Internal Detours
Saturday, March 18, 2006
  saturday ride(s) with a $9 digital camera

Today's ride was interesting. Let's make that rides, plural. Ainsley and I had originally planned to meet at 9:00 for a longer fixed-gear ramble, but a change in his plans scotched that. I rode Julius down to the fountain at 9:00 anyway, just to make certain that no one who had seen the emails had showed up for the ride.

Jim was the only rider present. We went out for a quick spin before the club ride scheduled for 10:00. A couple of miles into it, I realized that the pace the club would want to maintain would not be possible for me on the fixed-gear, especially after whacking myself in the ribs Tuesday night in the woods. I turned back and rode home to switch bikes and meet everyone downtown for the later ride.

I pumped up the tires and headed back downtown aboard Belle, shifting through the gears and feeling I'd made a wise choice. Waiting for me at the fountain were Donis, Jennifer, her husband (T.J.? I'm bad about names!), Jim, David Craig, Bill Thompson, Andrew and Bill Evans ... and Rick Flowe.

I used to ride with Rick back in the early 80s. I had the white Puch then, and he was riding a Trek, if memory serves me right. He was faster than I am then, too. On the plus side, he showed me some great roads to ride back when. On the minus side, he introduced me to the guy who sold me my first car, a Volvo 164 that never failed to let me down at crucial moments.

At any rate, we set out in groups. Donis, Jennifer and her husband had left first, so Bill Thompson and I set out in pursuit, catching them near the beginning of the rail-trail. The rest of the pack caught us at the end of the trail, where it dead-ends into Florida Avenue. We wound up retracing the route we'd done a couple of weeks back, but going all the way out to Cedar Springs.

We split up along the way, of course. I found myself riding with the faster pack, talking with Bill Evans about his plan to ride the 200 km brevet the Spartanburg Freewheelers are doing next weekend. On the first long-ish hill, I realized I really HAD done a number on my ribs when I fell Tuesday night. Deep breathing became, well, challenging.

Bless their hearts, the guys would wait up at different intersections for me. Rick dropped back twice to pace me back up to the bunch, as did Bill and young Andrew.
Unfortunately, picking up the pace was not an option.

I took pictures as I went, giving a field test to my newly-acquired Aiptek pencam. A small, 1.3 megapixel digital camera, refurbished examples are selling for $9 plus shipping. There's been a lot of discussion on the iBOB list about them. When mine arrived on Friday, Ana the Tech Goddess found a Mac-compatible program that would interface with the little beast. She liked the results enough to immediately have me order two more, one for her use and one as a spare.

Anyway, following Kent Peterson's method, I wore mine on a lanyard around my neck and would periodically drag it out, switch it on, and see what I could get. I misinterpreted the beeps at one point and foolishly dumped some images I'd gotten earlier in the day, but I think I made up for it with the shots taken over my shoulder while riding.
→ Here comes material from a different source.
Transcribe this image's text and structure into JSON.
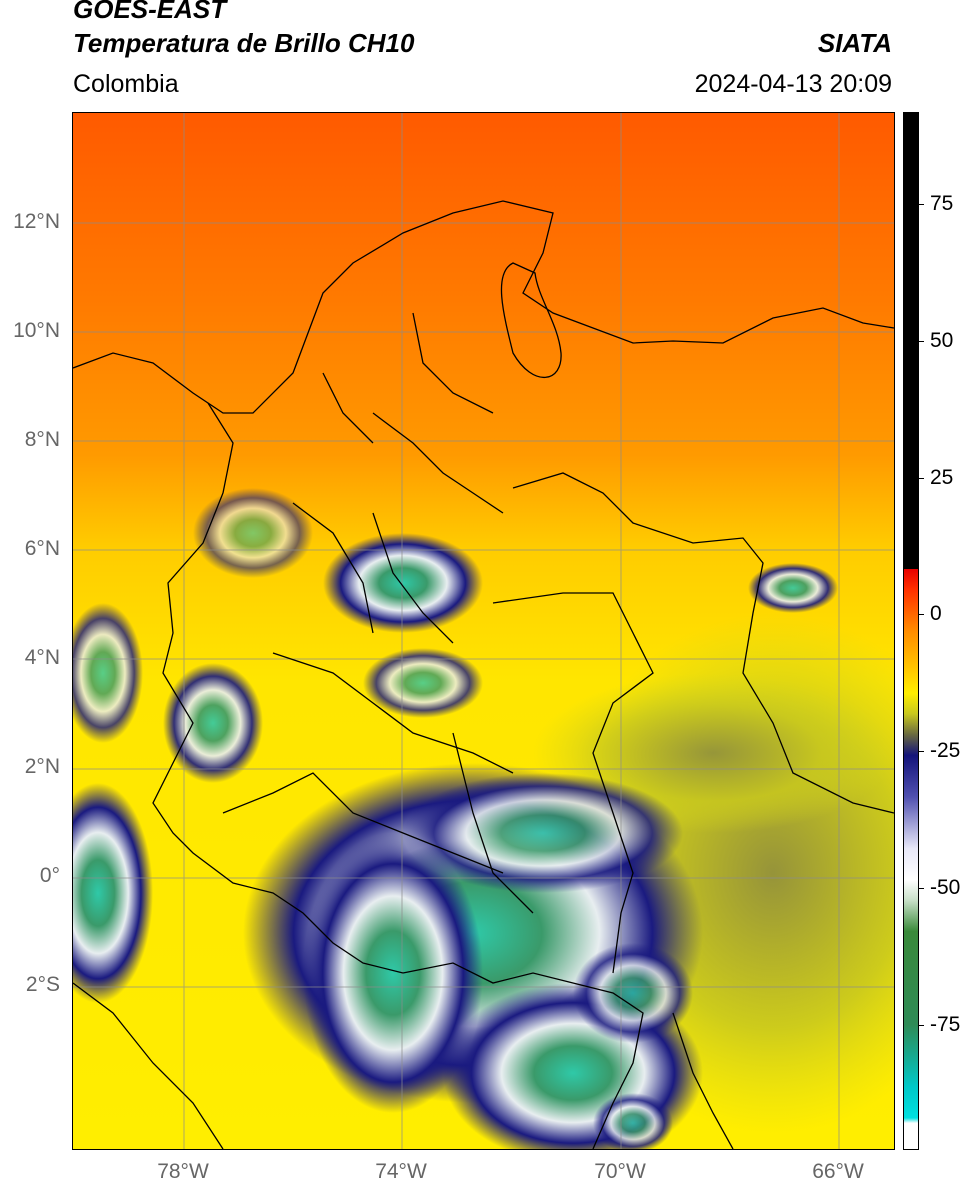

We worked our way back through Promised Land, going right on Whitehall, then left on Briarwood and heading back towards town. Jim doubled back and picked me up and paced me back up to where Bill Thompson and David Craig were discussing taxes while riding very slowly. I took a couple more pictures, and we headed back in on Alexander.

I let them go on up the road, and they decided to let me come in at my own pace. I stopped for a moment and devoured a peanut butter-stuffed pita and drank some water. I checked my mileage and started cycling through the functions of the computer and realized I had 6,996 miles on Belle. I left the readout on total mileage when I got rolling again. The odometer rolled over the 7,000 mile mark as I rode in on the trail.

Everyone was packed up and heading out when I hit the fountain, so I waved and rode home. I checked cycle computers and came up with 9.58 miles on fixed Julius and 36.32 on Belle. As I figure it, if I can ride 45.9 miles while still feeling beaten up from a fall in the woods, despite letting others set a pace that wasn't comfortable for me, and ride through a bonk induced by not stopping or eating along the way, then I'm on track for a metric century April 1. We'll see how it goes.